From Confusion to Clear Thinking

Isn’t it important to learn the facts of a situation you are involved with to add clarity to decision-making? If we do not know facts, or do not understand them, then we can be locked into a world of confusion and frustration. As individuals, we try to solve problems to better our lives, or to better the lives of others, especially those that we love. The author, Hy Ruchlis, in his book “Clear Thinking, A Practical Introduction” identified fact-based principles to help solve problems. These principles also provide a problem-solving methodology that you can apply to your life.


First, define your problem, and the elements within it (write it down). Avoid finding reasons for your problem outside of yourself. What exactly is the obstacle to your happiness? Try to define your problem by describing it in one paragraph or less.


Second, determine all of the facts surrounding the problem to find causes, effects, and solutions to the problem.

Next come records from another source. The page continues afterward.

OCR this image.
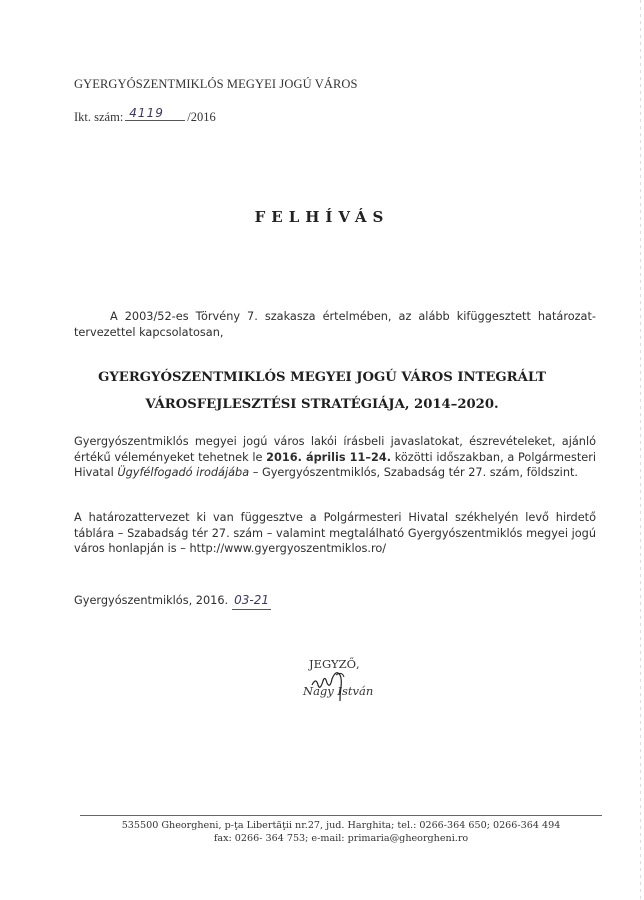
GYERGYÓSZENTMIKLÓS MEGYEI JOGÚ VÁROS
Ikt. szám: 4119 /2016
FELHÍVÁS
A 2003/52-es Törvény 7. szakasza értelmében, az alább kifüggesztett határozat-tervezettel kapcsolatosan,
GYERGYÓSZENTMIKLÓS MEGYEI JOGÚ VÁROS INTEGRÁLT
VÁROSFEJLESZTÉSI STRATÉGIÁJA, 2014–2020.
Gyergyószentmiklós megyei jogú város lakói írásbeli javaslatokat, észrevételeket, ajánló értékű véleményeket tehetnek le 2016. április 11–24. közötti időszakban, a Polgármesteri Hivatal Ügyfélfogadó irodájába – Gyergyószentmiklós, Szabadság tér 27. szám, földszint.
A határozattervezet ki van függesztve a Polgármesteri Hivatal székhelyén levő hirdető táblára – Szabadság tér 27. szám – valamint megtalálható Gyergyószentmiklós megyei jogú város honlapján is – http://www.gyergyoszentmiklos.ro/
Gyergyószentmiklós, 2016. 03-21
JEGYZŐ,
Nagy István
535500 Gheorgheni, p-ţa Libertăţii nr.27, jud. Harghita; tel.: 0266-364 650; 0266-364 494
fax: 0266- 364 753; e-mail: primaria@gheorgheni.ro
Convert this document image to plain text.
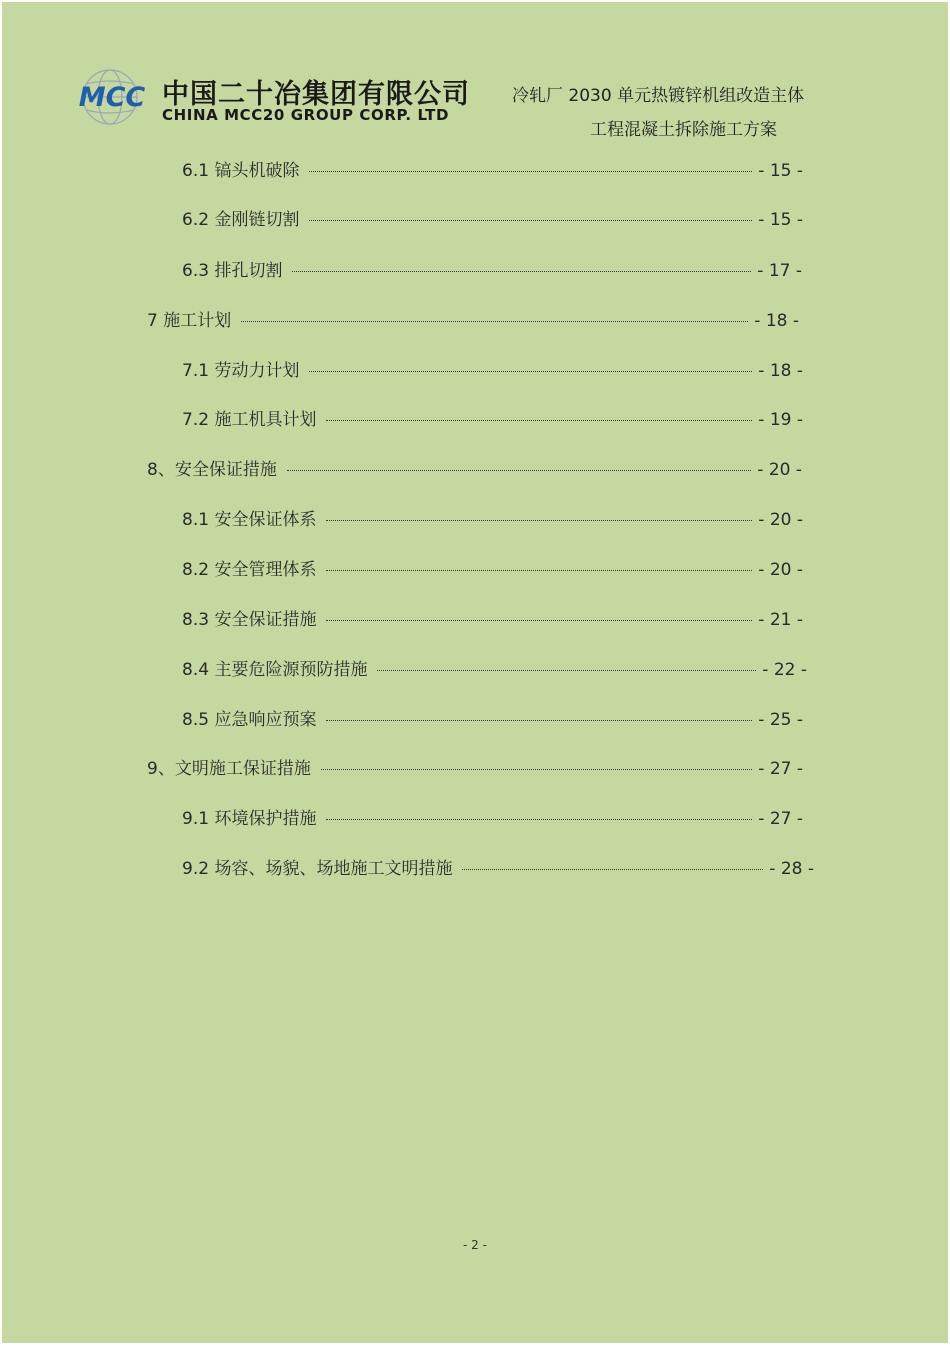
MCC 中国二十冶集团有限公司
CHINA MCC20 GROUP CORP. LTD
冷轧厂 2030 单元热镀锌机组改造主体
工程混凝土拆除施工方案
6.1 镐头机破除	- 15 -
6.2 金刚链切割	- 15 -
6.3 排孔切割	- 17 -
7 施工计划	- 18 -
7.1 劳动力计划	- 18 -
7.2 施工机具计划	- 19 -
8、安全保证措施	- 20 -
8.1 安全保证体系	- 20 -
8.2 安全管理体系	- 20 -
8.3 安全保证措施	- 21 -
8.4 主要危险源预防措施	- 22 -
8.5 应急响应预案	- 25 -
9、文明施工保证措施	- 27 -
9.1 环境保护措施	- 27 -
9.2 场容、场貌、场地施工文明措施	- 28 -
- 2 -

Third, use your reasoning ability to identify all of the most important facts and circumstances that are keeping this unresolved problem part of your life. Challenge yourself to take a dispassionate, self-reflective look at yourself, the issues involved, and your place within the problem.


Fourth, by clearly identifying the facts surrounding your problem you are taking an issue that has had some level of control over your life and your are reducing it to more manageable parts. By taking a simpler approach and looking at separate elements of an issue you can more easily find resolutions, and even conclusions that lead you to determine actions to overcome problems.